2. Internal piping system losses reduce the lifting capability. This is based primarily on the size and the total length of the pipes, but also includes the various fittings and valves. As the temperature goes down the resistance goes up. The internal losses can be estimated using the Piping System Basic Information section of the Application & Installation Guide.
3. Elevation has a big impact on the pump’s lifting capability. As described above the atmospheric pressure is helping the fuel into the vacuum, but as the elevation gets greater, the atmospheric pressure decreases and the available lift will also decrease.
Refer to Table 3.
An auxiliary transfer pump is required when the service tank or day tank is located further away,
horizontally or vertically, than the engine driven pump’s lift capability.
Special considerations must be given to the auxiliary transfer pump when dealing with electronic engines and the 3500 engine family. Refer to technical data for the engine’s fuel pump capacity to determine sizing auxiliary fuel transfer pumps.
A primary filter must be installed before the auxiliary pump and as close as possible to the tank.
In many cases, the auxiliary pump will be driven by an electric motor and therefore needs a regulator valve so that the fuel flow can match the engine speed.
A power plant with one (1) 3516B diesel generator set, rated for 1145 bkW (1560 bhp) at 100% load. The fuel rate for the engine is 284 L/hr (75 G/hr) as found in TMI.
The time between tank refills is based on weekly fuel tanker truck deliveries, so refill time is 168 hours.
The fuel tank for this genset is located 22 m (72.2 ft) horizontally and 2.5 m (8.2 ft) vertically (below) from the engine. This situation exceeds the fuel system requirements discussed in Auxiliary Fuel Tanks, therefore, an auxiliary
pump is needed.
TMI indicates that the fuel flow at rated speed is 1260 L/hr (333 G/hr) @ 1200 rpm.
The auxiliary transfer pump required for this sample installation must be able to deliver fuel at 1260 L/hr (333 G/hr) at a pressure of 34.5 kPa (5 psi).
Many marine applications require the capability to connect an emergency fuel oil transfer pump into the engine’s fuel oil system. Cat engines can be provided with these optional connections when necessary.
This is a specific requirement of marine classification societies for seagoing single propulsion engine applications. The purpose is to ensure fuel oil supply in the event of an engine fuel oil pump failure.
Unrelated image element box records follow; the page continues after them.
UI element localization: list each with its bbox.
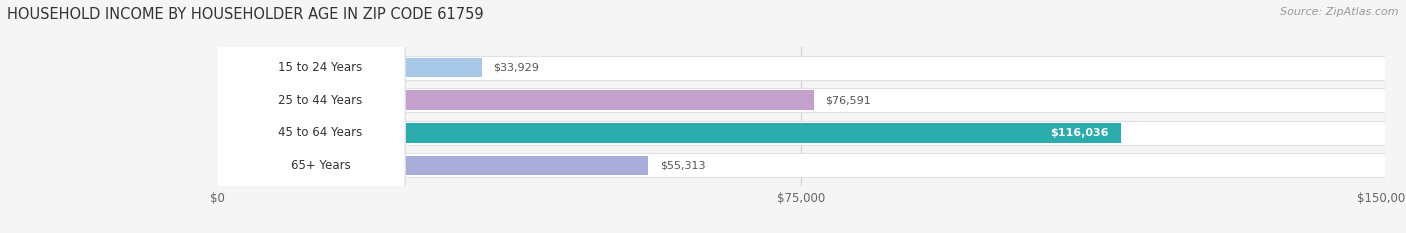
Bar bbox=[218, 90, 814, 110]
Text: 15 to 24 Years: 15 to 24 Years bbox=[278, 61, 363, 74]
Bar bbox=[218, 153, 1385, 178]
Text: $116,036: $116,036 bbox=[1050, 128, 1109, 138]
Text: $76,591: $76,591 bbox=[825, 95, 872, 105]
Bar bbox=[218, 155, 648, 175]
Bar bbox=[218, 55, 1385, 80]
Text: $33,929: $33,929 bbox=[494, 63, 540, 73]
FancyBboxPatch shape bbox=[205, 0, 405, 233]
Text: 65+ Years: 65+ Years bbox=[291, 159, 350, 172]
Text: 25 to 44 Years: 25 to 44 Years bbox=[278, 94, 363, 107]
FancyBboxPatch shape bbox=[205, 0, 405, 233]
Text: HOUSEHOLD INCOME BY HOUSEHOLDER AGE IN ZIP CODE 61759: HOUSEHOLD INCOME BY HOUSEHOLDER AGE IN Z… bbox=[7, 7, 484, 22]
Bar bbox=[218, 58, 482, 78]
Text: 45 to 64 Years: 45 to 64 Years bbox=[278, 126, 363, 139]
Bar bbox=[218, 88, 1385, 113]
FancyBboxPatch shape bbox=[205, 0, 405, 233]
Text: $55,313: $55,313 bbox=[659, 160, 706, 170]
Bar bbox=[218, 123, 1121, 143]
FancyBboxPatch shape bbox=[205, 0, 405, 233]
Bar bbox=[218, 120, 1385, 145]
Text: Source: ZipAtlas.com: Source: ZipAtlas.com bbox=[1281, 7, 1399, 17]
The emergency fuel oil pump allows the single propulsion engine to operate and the ship to reach port for engine repairs.
Guidelines for emergency fuel oil system operation:
1. Keep pressure drops to a minimum by using short, low-restriction lines.
2. Use a line size at least as large as the engine connection point.
3. Install a low-restriction strainer in front of the emergency oil pump.
4. Install a low-restriction check valve between the emergency pump discharge and the engine inlet connection.
5. Use a pressure-limiting valve in the emergency system set at the maximum oil pressure limit of the engine.
6. TMI contains flow rates and pressure limits to fulfill minimum engine requirements for full power at rated speeds for Cat engines.